Add config to use bucketed scan for filter indexes #329

sezruby · 2021-01-20T07:15:53Z

What is the context for this pull request?

Tracking Issue: n/a
Parent Issue: n/a
Dependencies: n/a

What changes were proposed in this pull request?

Add a config for filter index rule to apply bucketing information when reading the index data.

  // Config used to set bucketSpec for Filter Index. If bucketSpec is used, Spark can prune
  // not applicable buckets, so we could read less files in case of a high selectivity query.
  val INDEX_FILTER_RULE_USE_BUCKET_SPEC = "spark.hyperspace.index.filterRule.useBucketSpec"
  val INDEX_FILTER_RULE_USE_BUCKET_SPEC_DEFAULT = "false"

if the value is true
- Give bucketSpec to Spark so when reading the index data, Spark prunes if each bucket is not applicable. This can reduce the number of files to read for the query.
else
- spark will generate splits based on https://github.com/apache/spark/blob/2145f07e22a53e2da2f6a424c6fd169c2bb63a48/sql/core/src/main/scala/org/apache/spark/sql/execution/datasources/FilePartition.scala#L86 (usually less number of buckets) but each bucket is not pruned.

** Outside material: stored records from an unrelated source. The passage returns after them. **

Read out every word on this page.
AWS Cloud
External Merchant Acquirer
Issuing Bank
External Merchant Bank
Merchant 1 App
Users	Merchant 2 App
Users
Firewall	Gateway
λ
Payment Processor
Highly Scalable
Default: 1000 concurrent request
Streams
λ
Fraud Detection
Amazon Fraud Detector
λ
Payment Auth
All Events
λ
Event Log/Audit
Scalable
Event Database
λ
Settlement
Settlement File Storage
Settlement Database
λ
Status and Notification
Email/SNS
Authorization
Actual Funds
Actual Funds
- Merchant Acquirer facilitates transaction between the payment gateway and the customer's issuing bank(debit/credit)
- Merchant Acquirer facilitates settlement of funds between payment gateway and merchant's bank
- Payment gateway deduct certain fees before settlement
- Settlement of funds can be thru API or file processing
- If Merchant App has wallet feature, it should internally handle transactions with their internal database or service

Does this PR introduce any user-facing change?

Yes, plan is changed a bit for filter indexes if the config is true.

How was this patch tested?

Unit test

imback82

I will check back when the test is added.

src/main/scala/com/microsoft/hyperspace/index/IndexConstants.scala

imback82

What's the plan for this PR vs. #332? This PR wants to enable bucketing so that bucket pruning can kick in; but it may regress if bucket pruning does not kick in. Is it possible to do some check if bucket pruning would kick in or not? If this is not feasible, maybe introduce a strategy to look at the physical plan?

sezruby · 2021-02-02T07:09:19Z

The config is disabled by default. 2 main points:

Bucket union handling
Make it switchable option so if a user would like to force it, then they can use this config
- other than bucket pruning, bucketing might be beneficial if there's a sort merge join which are not covered by indexes.

For #332, I'd like to exclude "pruned" index data files paths only, using the bucket pruning logic. After that, setting bucket spec could be a different option depending on their workloads.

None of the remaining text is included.